Das altehrwürdige vierstöckige Schulgebäude im Karlsruher Stadtteil Mühlburg am Rande der Weststadt wurde 1908 erbaut. Seitdem ist dort eine Schule untergebracht. Nach teilweiser Zerstörung im Zweiten Weltkrieg (das oberste Geschoss wurde komplett zerstört) ist dort heute eine städtische Förderschule mit den Klassen 1 bis 9 untergebracht, die sich vor allem die Inklusion auf die Fahnen geschrieben hat. Derzeit gehen hier 115 Schülerinnen und Schüler zur Schule.

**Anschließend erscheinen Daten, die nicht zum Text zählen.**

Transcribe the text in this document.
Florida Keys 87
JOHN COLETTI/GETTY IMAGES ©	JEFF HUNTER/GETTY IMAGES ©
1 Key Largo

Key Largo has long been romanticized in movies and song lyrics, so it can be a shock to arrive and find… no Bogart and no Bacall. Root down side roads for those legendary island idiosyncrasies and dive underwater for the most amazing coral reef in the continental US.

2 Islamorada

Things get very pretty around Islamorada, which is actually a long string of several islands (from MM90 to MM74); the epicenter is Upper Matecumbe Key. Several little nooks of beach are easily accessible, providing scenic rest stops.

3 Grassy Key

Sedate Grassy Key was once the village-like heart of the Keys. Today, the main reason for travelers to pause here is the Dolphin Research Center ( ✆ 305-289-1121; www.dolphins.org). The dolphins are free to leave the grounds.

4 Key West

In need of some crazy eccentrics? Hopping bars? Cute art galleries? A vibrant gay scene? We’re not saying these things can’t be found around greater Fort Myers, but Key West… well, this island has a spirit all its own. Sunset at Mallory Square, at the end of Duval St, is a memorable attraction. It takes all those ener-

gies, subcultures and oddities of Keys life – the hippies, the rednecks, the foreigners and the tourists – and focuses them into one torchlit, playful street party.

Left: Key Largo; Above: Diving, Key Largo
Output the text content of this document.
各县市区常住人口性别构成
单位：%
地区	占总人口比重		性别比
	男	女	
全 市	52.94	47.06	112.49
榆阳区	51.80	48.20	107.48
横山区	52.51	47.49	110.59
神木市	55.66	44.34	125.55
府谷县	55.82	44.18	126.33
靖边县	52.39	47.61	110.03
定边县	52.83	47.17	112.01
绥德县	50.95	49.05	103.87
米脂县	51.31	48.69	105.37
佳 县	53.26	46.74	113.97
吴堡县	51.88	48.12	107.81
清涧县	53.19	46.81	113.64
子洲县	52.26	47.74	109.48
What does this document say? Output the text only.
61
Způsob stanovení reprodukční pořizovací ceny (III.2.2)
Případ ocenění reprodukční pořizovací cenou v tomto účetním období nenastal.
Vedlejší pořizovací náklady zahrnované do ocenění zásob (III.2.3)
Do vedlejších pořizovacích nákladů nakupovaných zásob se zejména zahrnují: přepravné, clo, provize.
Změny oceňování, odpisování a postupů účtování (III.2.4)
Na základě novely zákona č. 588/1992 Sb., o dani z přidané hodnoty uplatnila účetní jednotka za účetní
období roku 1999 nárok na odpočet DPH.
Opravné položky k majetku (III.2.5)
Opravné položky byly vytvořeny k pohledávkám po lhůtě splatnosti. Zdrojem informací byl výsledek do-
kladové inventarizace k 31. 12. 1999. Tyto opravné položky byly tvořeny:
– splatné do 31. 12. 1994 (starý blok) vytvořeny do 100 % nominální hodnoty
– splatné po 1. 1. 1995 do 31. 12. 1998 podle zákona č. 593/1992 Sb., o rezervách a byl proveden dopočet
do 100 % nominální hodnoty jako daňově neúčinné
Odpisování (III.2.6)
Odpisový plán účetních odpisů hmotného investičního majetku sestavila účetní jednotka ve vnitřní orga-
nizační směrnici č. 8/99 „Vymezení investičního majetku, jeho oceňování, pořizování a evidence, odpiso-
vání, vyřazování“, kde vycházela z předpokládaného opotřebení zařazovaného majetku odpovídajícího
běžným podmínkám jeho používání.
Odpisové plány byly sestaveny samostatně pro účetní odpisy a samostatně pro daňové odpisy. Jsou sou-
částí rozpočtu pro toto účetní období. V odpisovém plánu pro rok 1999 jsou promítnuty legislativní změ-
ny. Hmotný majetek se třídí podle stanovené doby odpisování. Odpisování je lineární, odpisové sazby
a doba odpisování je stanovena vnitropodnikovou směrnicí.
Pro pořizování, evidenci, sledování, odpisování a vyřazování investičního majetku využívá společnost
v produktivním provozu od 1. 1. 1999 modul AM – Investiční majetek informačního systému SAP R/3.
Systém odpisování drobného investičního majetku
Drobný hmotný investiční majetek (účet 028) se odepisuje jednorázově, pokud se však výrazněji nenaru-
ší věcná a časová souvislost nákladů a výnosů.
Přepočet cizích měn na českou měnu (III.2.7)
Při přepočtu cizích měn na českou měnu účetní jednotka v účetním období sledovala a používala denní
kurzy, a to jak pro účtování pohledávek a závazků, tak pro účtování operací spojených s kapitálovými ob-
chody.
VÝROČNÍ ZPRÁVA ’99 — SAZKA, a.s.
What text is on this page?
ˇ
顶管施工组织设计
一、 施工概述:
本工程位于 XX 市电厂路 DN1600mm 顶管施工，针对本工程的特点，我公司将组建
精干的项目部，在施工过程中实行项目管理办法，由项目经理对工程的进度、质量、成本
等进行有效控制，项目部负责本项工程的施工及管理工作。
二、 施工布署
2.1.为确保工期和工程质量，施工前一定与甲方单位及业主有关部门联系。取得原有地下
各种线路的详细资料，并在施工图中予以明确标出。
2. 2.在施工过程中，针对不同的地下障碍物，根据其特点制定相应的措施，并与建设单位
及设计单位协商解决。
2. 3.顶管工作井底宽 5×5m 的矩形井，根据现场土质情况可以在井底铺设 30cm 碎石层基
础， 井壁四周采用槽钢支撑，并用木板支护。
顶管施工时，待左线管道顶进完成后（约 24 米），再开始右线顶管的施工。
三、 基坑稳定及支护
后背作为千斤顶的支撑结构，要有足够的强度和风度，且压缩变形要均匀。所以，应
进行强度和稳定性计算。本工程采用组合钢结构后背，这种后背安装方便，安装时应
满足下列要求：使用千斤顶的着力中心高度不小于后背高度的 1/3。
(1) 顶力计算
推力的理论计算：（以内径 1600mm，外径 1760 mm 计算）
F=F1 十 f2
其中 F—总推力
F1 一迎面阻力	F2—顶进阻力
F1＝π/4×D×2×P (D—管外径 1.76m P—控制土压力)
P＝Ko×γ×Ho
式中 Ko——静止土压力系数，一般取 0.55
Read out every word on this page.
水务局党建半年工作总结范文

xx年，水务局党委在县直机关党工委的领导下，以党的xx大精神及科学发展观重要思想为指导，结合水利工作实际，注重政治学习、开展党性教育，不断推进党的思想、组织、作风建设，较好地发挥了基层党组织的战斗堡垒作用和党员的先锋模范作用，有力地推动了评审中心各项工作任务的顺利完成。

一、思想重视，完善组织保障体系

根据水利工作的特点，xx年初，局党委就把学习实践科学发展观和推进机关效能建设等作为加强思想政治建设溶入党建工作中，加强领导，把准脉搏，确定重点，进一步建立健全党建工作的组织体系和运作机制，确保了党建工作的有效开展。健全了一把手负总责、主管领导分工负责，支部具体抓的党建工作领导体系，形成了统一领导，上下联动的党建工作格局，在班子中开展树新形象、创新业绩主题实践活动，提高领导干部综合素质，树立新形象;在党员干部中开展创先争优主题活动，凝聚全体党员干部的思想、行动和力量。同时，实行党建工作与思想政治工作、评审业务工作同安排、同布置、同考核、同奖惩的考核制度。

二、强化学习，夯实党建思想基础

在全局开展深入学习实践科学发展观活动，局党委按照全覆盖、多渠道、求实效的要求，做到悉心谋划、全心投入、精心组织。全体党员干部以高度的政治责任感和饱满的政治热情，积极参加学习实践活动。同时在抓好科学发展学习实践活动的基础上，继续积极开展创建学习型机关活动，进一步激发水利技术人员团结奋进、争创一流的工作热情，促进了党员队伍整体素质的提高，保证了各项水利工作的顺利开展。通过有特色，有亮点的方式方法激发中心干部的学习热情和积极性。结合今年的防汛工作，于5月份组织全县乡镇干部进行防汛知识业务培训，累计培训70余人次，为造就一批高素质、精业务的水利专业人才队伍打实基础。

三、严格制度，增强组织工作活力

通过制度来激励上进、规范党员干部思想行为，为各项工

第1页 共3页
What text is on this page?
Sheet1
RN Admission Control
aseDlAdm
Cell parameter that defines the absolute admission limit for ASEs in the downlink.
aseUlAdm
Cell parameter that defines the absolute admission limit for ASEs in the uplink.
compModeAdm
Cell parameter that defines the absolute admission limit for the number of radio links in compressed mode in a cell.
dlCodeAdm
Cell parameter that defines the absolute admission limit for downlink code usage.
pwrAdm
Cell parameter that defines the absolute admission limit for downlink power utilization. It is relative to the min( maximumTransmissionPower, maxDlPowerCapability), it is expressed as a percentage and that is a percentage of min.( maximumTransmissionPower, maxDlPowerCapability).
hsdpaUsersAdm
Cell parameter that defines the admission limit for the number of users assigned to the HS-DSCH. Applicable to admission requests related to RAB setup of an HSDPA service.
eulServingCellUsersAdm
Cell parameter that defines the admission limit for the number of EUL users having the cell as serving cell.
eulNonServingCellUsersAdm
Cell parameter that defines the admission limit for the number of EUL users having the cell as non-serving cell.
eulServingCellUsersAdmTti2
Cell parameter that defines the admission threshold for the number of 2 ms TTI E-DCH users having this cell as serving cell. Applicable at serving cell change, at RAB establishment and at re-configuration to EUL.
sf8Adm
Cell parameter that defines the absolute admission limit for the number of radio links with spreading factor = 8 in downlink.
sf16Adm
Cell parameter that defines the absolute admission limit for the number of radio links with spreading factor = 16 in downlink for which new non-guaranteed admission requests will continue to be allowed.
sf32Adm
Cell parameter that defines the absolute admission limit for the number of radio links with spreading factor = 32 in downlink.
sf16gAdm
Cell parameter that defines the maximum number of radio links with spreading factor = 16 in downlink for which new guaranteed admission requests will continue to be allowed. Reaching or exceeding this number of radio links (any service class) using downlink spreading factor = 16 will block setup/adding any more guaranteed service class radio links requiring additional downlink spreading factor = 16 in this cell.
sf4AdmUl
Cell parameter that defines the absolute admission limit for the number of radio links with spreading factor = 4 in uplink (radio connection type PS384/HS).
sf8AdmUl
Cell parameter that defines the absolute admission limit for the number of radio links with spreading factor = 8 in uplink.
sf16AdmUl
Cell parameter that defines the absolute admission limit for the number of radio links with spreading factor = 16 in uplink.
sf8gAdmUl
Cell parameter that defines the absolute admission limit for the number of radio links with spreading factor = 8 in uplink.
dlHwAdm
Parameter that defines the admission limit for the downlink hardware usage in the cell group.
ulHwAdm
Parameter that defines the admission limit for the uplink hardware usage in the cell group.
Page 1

Das Dachgeschoss der Schule wurde nur als Lagerraum genutzt und war als Kaltdach ausgeführt. Darunter befinden sich Klassenzimmer. Im Winter war der Heizbedarf entsprechend hoch. Deshalb entschloss sich die Stadt Karlsruhe (mit dem Amt für Hochbau und Gebäudewirtschaft) als Auftraggeberin, die oberste Geschossdecke zu dämmen. Da sich per Gemeinderatsbeschluss von 2016 Karlsruhe verpflichtet hat, aus Erdöl hergestellte Dämmmaterialien bei städtischen Gebäuden nicht mehr einzusetzen, wurde eine ökologische Lösung gesucht und mit einem Dämmsystem von Hufer-Holztechnik in Kombination mit dem Dämmstoff „Neptutherm“ auch gefunden. Grundlage für den Aufbau ist das „Dämmraum“-System von Hufer. Dazu werden auf den Rohboden 60 mm dicke und 86 mm breite genutete Dämmplattenstreifen ausgelegt. In die Nuten wird der T-förmige Sparrenexpander hineingesteckt, dessen Höhe der Dämmstärke entspricht.  In diese entstandenen Gefache wird dann der Dämmstoff eingefüllt. In diesem Fall war es eine ökologische Dämmung, die vom Meer sozusagen an Land gespült wird.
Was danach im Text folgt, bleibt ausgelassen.